Further Biographical Context for Eduardo Constantino
Eduardo Constantino was born in 1948 and was largely influenced creatively by the 1960s. The universal impact of the 1960s was truly astonishing across the globe. Illustrative of a time stirring both hope and anger, the 1960s triggered an outburst of new philosophies and movements, truly exciting and ground-breaking. Historically set in the context of the Cold War, which would have a highly powerful impact internationally, mainly defined by the Iron Curtain separating Europe both physically and spiritually, and drastically marked by the erection of the Berlin Wall in 1961. The 1960s re-defined all pre-existing expectations on gender, race and justice, questioned education as well as morality and selfhood – for instance through the civil rights movement and second wave of feminism, as well as student political uprisings. The significant escalation of mass consumerism also defined the era, engendering new trends in marketing and advertising. Minimalism developed the crucial idea that art should subsist in its own reality, and not try to represent the physical world.
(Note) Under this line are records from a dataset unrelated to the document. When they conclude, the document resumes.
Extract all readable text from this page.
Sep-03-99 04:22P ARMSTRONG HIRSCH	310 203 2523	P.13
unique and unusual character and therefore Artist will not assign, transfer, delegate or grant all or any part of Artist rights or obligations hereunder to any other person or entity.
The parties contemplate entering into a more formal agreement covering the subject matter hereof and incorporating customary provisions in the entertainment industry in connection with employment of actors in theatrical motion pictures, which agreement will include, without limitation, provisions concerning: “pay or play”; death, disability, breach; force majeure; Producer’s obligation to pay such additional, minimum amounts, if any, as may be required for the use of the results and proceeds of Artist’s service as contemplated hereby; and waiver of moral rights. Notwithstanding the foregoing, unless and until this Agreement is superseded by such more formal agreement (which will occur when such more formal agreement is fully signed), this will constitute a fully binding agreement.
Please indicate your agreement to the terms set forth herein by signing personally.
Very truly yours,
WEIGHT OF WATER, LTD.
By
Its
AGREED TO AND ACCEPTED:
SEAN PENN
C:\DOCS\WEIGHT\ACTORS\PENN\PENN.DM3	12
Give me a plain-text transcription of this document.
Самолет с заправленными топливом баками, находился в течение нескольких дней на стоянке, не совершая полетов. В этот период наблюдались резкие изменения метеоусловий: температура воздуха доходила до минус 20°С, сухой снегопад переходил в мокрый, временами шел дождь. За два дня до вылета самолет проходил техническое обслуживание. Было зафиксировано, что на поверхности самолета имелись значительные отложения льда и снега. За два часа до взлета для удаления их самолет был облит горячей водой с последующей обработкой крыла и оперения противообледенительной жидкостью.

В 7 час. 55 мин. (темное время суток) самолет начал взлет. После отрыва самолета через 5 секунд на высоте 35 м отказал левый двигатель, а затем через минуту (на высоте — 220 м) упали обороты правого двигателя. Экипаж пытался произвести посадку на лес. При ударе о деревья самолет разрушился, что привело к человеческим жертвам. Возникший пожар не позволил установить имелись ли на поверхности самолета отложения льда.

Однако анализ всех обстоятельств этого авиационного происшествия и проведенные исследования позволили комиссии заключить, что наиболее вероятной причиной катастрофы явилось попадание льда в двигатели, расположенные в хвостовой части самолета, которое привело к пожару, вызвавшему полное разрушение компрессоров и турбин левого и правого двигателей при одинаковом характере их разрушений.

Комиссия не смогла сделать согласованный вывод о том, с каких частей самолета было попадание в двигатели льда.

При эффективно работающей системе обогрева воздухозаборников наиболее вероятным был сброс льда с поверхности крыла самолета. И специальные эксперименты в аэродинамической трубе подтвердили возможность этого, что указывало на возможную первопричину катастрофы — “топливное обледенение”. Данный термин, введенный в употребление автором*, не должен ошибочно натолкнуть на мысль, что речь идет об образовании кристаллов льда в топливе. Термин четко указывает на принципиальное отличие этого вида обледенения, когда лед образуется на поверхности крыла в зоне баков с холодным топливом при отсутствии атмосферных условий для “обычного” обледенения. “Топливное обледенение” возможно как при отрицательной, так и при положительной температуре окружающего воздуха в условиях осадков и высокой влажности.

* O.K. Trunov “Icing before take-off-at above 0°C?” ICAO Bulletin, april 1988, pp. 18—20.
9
Born of a desire to obliterate all pre-established conceptions about art, Minimalism became a radically progressive movement, highly influential worldwide, with artists such as Frank Stella, Donald Judd and Dan Flavin as key actors. Morris Louis, Kenneth Noland and Helen Frankenthaler were artists who sought to explore further some of the most fundamental ideologies of Abstract Expressionism, while eliminating the emotional and highly personal aspect it would often associated with it. This led to the creation of Colour Field painting, deeply relating to Minimalism. The iconic contemporary art movements that echoed through the wave of radicalism of the 1960s also had their own nuances and scopes, distinctive to different areas or countries. Spatialism, for example, was established in Italy by Lucio Fontana and Piero Manzoni, and its ideologies embraced by the Zero group in Germany. Across Europe, the philosophy of Existentialism deeply influenced artists such as Francis Bacon and Alberto Giacometti, who sought to portray the raw human emotions often connected to reflections on death and the lingering anxiety of the meaninglessness of life.